• Tallit - The Jewish prayer shawl. | Photo: Canva

Tallit – Signs of the Fatih

Rev. Kees de Vreugd - 18 August 2022

In this series, ‘Signs of Faith’, objects that express Jewish faith are explained and discussed.

Everybody will know the tallit, the rectangular white cloth with black or blue stripes. Jews wear it as a shawl around their shoulders or on their head while praying. Therefore, it is often called a prayer shawl. What is its background?

In the Bible (Numbers 15:37-40), we find the commandment to make tzitzit, tassels, on the four corners of your garments. Those tassels remind those who wear them of God’s commandments. The tassels have to contain a cord of blue (verse 38). According to sources, the blue dye used was obtained from a sort of purple sea snail (murex), a species that is extinct according to sources. Therefore, the tzitzit nowadays is white. The passage from Numbers is recited in the morning prayers after the Shema (Deuteronomy 6:4). While reciting these words, the tassels are taken together and kissed three times.

The tzitzit is attached to the four corners of the upper garment with which you cover yourself (Deuteronomy 22:12). In antiquity, people would wear a long rectangular garment as a sort of cloak over their basic clothes. It would be a simple woollen garment for the common person or a cloak of more refined tissue for the rich and the notable. Over time, fashion changes, of course, and Jews took over their host countries’ clothing habits in the exile. The upper garment disappeared as daily fashion. But it remained in religious use as a prayer shawl.

The garment is made of wool, cotton or silk, although prominent Jewish scholars rejected silk. The black or blue stripes are a reminder of the original purple of the tzitzit.

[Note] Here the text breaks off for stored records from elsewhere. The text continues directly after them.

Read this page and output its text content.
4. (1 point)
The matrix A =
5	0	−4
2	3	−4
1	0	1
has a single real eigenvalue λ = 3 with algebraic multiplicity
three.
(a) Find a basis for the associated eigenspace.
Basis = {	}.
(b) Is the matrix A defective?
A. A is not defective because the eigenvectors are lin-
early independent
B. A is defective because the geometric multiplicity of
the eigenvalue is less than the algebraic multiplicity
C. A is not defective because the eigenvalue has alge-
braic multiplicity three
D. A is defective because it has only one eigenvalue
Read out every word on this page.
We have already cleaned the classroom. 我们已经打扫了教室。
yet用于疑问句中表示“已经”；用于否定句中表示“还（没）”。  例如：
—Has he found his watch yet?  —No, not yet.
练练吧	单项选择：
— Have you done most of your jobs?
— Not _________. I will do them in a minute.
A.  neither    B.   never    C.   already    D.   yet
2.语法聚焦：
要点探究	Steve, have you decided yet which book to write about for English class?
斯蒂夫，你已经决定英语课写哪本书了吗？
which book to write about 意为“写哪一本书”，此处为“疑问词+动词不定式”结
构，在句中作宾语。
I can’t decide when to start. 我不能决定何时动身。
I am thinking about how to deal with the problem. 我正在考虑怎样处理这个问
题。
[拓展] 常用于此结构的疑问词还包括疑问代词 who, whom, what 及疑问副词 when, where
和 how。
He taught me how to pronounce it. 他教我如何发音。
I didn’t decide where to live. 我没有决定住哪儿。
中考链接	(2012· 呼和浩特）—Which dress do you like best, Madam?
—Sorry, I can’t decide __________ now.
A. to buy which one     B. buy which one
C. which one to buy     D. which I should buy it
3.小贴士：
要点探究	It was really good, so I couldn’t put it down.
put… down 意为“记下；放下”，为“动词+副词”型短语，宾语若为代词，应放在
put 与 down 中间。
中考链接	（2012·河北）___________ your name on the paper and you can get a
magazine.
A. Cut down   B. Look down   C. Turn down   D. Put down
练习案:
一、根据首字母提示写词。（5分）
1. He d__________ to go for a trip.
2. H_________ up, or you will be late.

As a matter of fact, the blue stripes on the Israeli flag are a reference to the tallit.

The tallit is normally worn during the morning prayer by men and boys who are bar-mitzva. However, on Tisha be-Av (9th of Av, the fast-day commemorating the destruction of the temple), it is worn during the afternoon prayer, and on Yom Kippur (Day of Atonement) during the whole day. When wrapping yourself in the tallit, a corresponding beracha (blessing) is said. God is given thanks for commanding Israel to cover itself in the tzitzit.

Moreover, Orthodox men and boys carry a tallit katan (small tallit) under their clothes, a sort of undershirt with four corners, on which the tzitziot (plural form) is attached. Usually, they have the tzitziot over their clothes so that they are clearly visible. In that way, they always carry the reminder of God’s good commandments with them.